Mai 2019, en pleine crise du COVID et avec toutes les remises en question et les changements qui vont avec, je suis rentrée de ma convalescence « forcée » de six semaine en Finlande et j’avais la trouille. J’avais pris une décision : celle de revenir et de m’INSTALLER pour de bon à Genève. Me construire une vie, ici, maintenant, et ne plus partir à tout bout de champs.

Quand je fis part de mes réflexions à ma belle-mère il y a quelques semaines, elle m’a simplement souri et a répondu : « Ma chérie, je pense que pour la première fois de ta vie, tu es en train de te construire une maison. Une maison dans laquelle tu te sens bien et en sécurité. Et quand on a une maison avec l’entourage qui va avec, c’est normal que cela nous manque ».
« Une maison avec l’entourage qui va avec. »

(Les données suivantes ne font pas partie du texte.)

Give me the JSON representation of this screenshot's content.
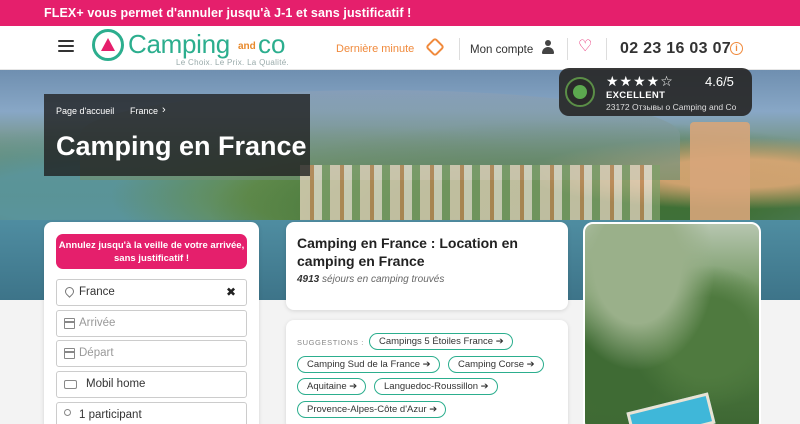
{
  "promo": "FLEX+ vous permet d'annuler jusqu'à J-1 et sans justificatif !",
  "header": {
    "logo_main": "Camping",
    "logo_and": "and",
    "logo_co": "co",
    "logo_tagline": "Le Choix. Le Prix. La Qualité.",
    "last_minute": "Dernière minute",
    "account": "Mon compte",
    "phone": "02 23 16 03 07"
  },
  "breadcrumb": [
    "Page d'accueil",
    "France"
  ],
  "page_title": "Camping en France",
  "trust": {
    "stars": "★★★★☆",
    "rating": "4.6/5",
    "label": "EXCELLENT",
    "reviews": "23172 Отзывы о Camping and Co"
  },
  "search": {
    "flex_banner": "Annulez jusqu'à la veille de votre arrivée, sans justificatif !",
    "destination_value": "France",
    "arrival_placeholder": "Arrivée",
    "departure_placeholder": "Départ",
    "accommodation": "Mobil home",
    "participants": "1 participant"
  },
  "results": {
    "title": "Camping en France : Location en camping en France",
    "count": "4913",
    "count_suffix": "séjours en camping trouvés"
  },
  "suggestions": {
    "label": "SUGGESTIONS :",
    "chips": [
      "Campings 5 Étoiles France ➔",
      "Camping Sud de la France ➔",
      "Camping Corse ➔",
      "Aquitaine ➔",
      "Languedoc-Roussillon ➔",
      "Provence-Alpes-Côte d'Azur ➔"
    ]
  },
  "colors": {
    "brand_pink": "#e51f6c",
    "brand_green": "#2cae8e",
    "accent_orange": "#f08a3c"
  }
}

C’est donc cela : s’ancrer, s’enraciner et du coup ne plus avoir des fourmis dans les jambes et vouloir prendre le premier avion dès que l’on voit une promotion Easy Jet. Site où je ne mets d’ailleurs plus les pieds ! Je découvre. Est-ce que je fuyais auparavant ? Peut-être. Ou peut-être que je considérais qu’on m’avait volé tellement d’années de ma vie, qu’il fallait que je rattrape le temps perdu. Que de rester « chez moi » était une perte de temps. Que mes véritables amis étaient ailleurs et pas ici. Que l’argent c’était fait pour des auberges de jeunesse en Asie et pas pour des sacs à main ou des cocktails tous les vendredi. Ou peut être que j’ai passé 30 ans et que mes objectifs changent.
Je suis une expatriée sans vraiment l’être. Mais la Suisse est devenue, avec le temps, le super compromis entre la France et la Finlande.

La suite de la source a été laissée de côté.